Farcaster is an open protocol for social networking. Warpcast is a client built on top of the protocol.

There is only one Farcaster protocol. There can be many clients built on top of the protocol.

The classic analogy is email:

Why does this matter?


Decentralization is at the heart of crypto and Farcaster is no different. Centralized social platforms (called “corporate networks” by Chris Dixon) completely control everything associated with “you” account on web2 social.

This means:

  1. the owners of these networks can bar you from the platform, change the way you interact with your followers/audience, shadow ban you or demonetize your content.
  2. A large majority of the value created by content creation and interaction is extracted by these owners. This can occur because you don’t own your network on centralized platforms.

If you’ve arrived from Twitter, TikTok or Instagram you will have experienced this when joining Farcaster. You weren’t able to bring your followers here. You had to “start over”, because you didn’t own your relationships with your followers; the company that owned the network did.

Farcaster is different because your relationship with your followers is embed in the protocol. This means that if you dislike the way the way that Warpcast is running things, you can simply start using another Farcaster client and retain all of the followers that you acquired while using Warpcast.

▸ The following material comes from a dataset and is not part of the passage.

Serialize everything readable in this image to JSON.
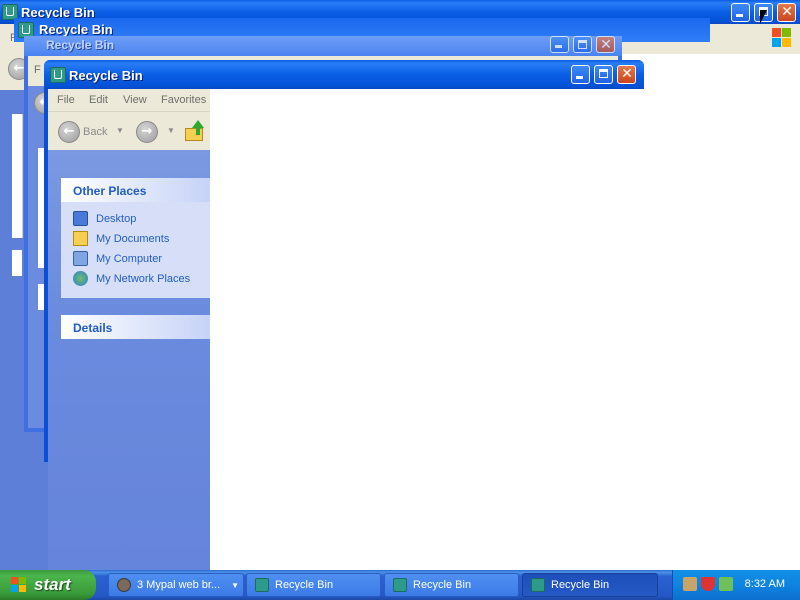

You never have to “start over” again.

Because this lowers the cost to users of changing clients (low switching cost), this means that clients are much more competitive. If Warpcast is extracting too much value from users, another client can compete by extracting less. This doesn’t occur with centralized social platforms because the network effect is strong and switching cost is high. With less value extraction by clients (because they don’t own the network and don’t have leverage) there is more opportunity for value to flow to content creators and users.